The Role of Modern Day Education and Qualifed Workforce in Improving Corporate and National Economic Competitiveness

The Role of Modern Day Education and Qualifed Workforce in Improving Corporate and National Economic Competitiveness

To boost economy, it is essential to enhance the research and development performance of secondary and tertiary educational institutions, which can contribute to increased performance in the whole profit and non-profit sphere. This can in turn help improve national economic performance (GDP). In our view, it is also worth examining education and competitiveness at the regional level. With a view to achieving strategic objectives aimed at boosting Hungarian economic performance, special attention must be paid to improving research and development regionally in the future. Competitiveness of the national economy can be viewed as the synthesis of regional competitiveness. There is a need for the reinvention of the whole structure, as well as the structural, methodological and financing background of vocational training, the adaptation of international best practices, not only for the sake of convergence in underdeveloped areas and regions lagging behind, but also for improving the competitiveness of the national economy.
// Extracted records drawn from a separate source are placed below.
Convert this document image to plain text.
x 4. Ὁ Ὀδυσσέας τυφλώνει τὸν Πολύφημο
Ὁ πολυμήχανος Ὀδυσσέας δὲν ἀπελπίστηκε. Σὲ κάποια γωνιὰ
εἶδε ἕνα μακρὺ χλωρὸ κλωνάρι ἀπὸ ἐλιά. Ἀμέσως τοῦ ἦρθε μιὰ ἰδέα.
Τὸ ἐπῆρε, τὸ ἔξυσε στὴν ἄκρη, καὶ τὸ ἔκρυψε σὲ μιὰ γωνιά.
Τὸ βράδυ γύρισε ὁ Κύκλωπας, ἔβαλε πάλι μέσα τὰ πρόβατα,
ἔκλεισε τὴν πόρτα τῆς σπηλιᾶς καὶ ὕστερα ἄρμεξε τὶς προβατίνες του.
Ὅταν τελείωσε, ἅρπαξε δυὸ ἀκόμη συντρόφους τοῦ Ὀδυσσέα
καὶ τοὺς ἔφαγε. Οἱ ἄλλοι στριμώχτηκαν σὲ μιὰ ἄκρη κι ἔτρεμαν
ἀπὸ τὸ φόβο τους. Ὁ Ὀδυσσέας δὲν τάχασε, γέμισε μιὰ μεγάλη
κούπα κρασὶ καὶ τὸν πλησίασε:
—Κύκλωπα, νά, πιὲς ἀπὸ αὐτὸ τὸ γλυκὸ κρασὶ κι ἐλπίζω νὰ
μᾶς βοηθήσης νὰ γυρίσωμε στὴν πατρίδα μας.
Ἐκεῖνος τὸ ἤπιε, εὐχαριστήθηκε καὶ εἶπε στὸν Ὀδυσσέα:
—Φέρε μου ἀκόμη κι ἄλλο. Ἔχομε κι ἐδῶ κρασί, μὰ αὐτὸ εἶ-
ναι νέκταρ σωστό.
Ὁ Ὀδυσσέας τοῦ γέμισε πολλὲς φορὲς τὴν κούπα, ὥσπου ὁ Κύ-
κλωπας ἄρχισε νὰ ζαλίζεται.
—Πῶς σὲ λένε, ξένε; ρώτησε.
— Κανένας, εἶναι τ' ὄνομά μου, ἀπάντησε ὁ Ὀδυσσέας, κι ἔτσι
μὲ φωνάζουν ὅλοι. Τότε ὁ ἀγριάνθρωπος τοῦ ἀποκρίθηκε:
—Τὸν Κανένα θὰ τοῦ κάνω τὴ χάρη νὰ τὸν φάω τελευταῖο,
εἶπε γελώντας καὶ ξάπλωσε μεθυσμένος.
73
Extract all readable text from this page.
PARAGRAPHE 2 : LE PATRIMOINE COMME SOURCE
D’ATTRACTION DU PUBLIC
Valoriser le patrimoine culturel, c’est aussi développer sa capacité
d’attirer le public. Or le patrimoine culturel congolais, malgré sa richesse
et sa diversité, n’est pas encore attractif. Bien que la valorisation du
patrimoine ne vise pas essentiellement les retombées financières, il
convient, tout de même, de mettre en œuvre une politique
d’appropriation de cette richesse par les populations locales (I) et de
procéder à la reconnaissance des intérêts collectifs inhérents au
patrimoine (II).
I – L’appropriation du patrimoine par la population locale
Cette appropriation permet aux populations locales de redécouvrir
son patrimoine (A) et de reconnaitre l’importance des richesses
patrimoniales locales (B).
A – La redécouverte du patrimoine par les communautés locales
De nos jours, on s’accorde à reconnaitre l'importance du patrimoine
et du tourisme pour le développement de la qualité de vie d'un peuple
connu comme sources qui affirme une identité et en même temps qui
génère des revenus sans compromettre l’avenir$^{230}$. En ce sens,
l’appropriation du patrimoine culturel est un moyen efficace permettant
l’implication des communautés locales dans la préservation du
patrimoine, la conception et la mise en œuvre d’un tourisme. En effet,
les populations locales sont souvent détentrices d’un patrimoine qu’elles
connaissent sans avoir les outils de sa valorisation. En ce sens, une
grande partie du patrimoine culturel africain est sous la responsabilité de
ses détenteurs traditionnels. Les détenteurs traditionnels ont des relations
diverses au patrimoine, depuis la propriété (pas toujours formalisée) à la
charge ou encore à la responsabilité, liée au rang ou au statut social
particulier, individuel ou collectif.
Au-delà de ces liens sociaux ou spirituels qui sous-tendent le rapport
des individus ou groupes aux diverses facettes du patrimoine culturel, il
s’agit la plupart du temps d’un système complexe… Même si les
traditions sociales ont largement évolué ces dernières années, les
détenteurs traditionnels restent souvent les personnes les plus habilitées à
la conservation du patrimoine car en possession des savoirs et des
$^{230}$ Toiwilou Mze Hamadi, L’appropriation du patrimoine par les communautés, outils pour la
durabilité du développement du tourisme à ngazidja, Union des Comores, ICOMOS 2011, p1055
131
Looking at Hungary’s innovation system, it can be concluded that based on the indicators used by the WEF the country is behind the EU average. Corporate innovation capacity is poor; the majority of businesses still base their production on cheap labour and cannot or will not innovate. However, in order to become a knowledge-based society in the future, Hungary needs increased investment (financial investment and a paradigm shift) in the areas of education and innovation.